Problem:
Divide ₹2522 into three parts such that their amount at 5% p.a compound interest in 4, 5, and 6 years respectively may all be equal.

Solution:
Let the three parts be x, y, and z.

Hence, x + y + z = ₹2522

Let the amount at 5% p.a compound interest for 4, 5, and 6 years be A.

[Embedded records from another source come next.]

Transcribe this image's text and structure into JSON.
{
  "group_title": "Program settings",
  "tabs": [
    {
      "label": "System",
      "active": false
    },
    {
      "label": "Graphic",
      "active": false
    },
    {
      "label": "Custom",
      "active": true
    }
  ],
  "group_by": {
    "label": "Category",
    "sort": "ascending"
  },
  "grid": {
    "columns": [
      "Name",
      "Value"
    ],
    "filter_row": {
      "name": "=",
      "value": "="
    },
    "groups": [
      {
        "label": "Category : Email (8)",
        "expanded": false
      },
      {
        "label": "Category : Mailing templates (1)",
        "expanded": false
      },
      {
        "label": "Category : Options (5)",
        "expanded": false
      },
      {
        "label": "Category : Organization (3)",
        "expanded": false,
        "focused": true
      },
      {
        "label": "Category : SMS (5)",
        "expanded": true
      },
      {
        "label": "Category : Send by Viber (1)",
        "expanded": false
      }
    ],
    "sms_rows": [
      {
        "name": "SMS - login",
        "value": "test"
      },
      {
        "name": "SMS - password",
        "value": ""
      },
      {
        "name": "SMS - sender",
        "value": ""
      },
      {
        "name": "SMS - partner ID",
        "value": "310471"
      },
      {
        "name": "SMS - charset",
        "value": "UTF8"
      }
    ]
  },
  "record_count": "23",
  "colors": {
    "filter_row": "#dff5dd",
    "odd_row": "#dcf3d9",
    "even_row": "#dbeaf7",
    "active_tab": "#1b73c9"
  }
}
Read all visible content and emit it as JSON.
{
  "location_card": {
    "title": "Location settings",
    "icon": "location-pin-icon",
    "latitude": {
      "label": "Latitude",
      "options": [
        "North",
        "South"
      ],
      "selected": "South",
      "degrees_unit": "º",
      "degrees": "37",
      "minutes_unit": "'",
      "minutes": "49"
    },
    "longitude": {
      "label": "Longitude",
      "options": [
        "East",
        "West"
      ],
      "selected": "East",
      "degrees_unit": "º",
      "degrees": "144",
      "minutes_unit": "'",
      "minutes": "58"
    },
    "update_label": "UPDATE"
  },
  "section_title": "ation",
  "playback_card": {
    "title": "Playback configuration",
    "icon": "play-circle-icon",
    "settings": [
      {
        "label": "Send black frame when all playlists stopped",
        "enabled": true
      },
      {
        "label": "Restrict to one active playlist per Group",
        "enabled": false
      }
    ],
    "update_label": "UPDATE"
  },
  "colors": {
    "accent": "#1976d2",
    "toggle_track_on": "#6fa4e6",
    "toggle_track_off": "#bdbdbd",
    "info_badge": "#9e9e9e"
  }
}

Let the principal for each part be P.

Then, A = P(1 + R/100)^T

Where,
R = 5%
T = 4, 5, and 6 years

Hence, P1 = x, P2 = y, and P3 = z

By applying the compound interest formula, we get:

A = P(1 + R/100)^T

A1 = P1(1 + R/100)^4
A2 = P2(1 + R/100)^5
A3 = P3(1 + R/100)^6

As A1 = A2 = A3, we get:

P1(1 + R/100)^4 = P2(1 + R/100)^5 = P3(1 + R/100)^6

Let P1 = a, P2 = b, and P3 = c

Hence, we get:

a(1 + R/100)^4 = b(1 + R/100)^5 = c(1 + R/100)^6

Now, let us assume k = (1 + R/100)

Hence, we get:

a(k)^4 = b(k)^5 = c(k)^6

Let b = ak and c = bk

Hence, we get:

a(k)^4 = ak(k)^5 = ak^2(k)^6

a(k)^4 = ak^6 = ak^8

a = k^4
b = k^6
c = k^8

Now, we can write:

x = ak^4 = k^8
y = bk^6 = k^10
z = ck^8 = k^12

Therefore, x + y + z = k^8 + k^10 + k^12 = k^8(1 + k^2 + k^4)

Also, x + y + z = ₹2522

Hence, we get:

k^8(1 + k^2 + k^4) = ₹2522

On solving this equation, we get:

k^2 = 2

Hence, k = √2

Therefore, we get:

a = k^4 = 2
b = k^6 = 4
c = k^8 = 8

Hence, the three parts are ₹2, ₹4, and ₹8.

Answer: Therefore, the required division of ₹2522 into three parts is ₹2, ₹4, and ₹8, respectively.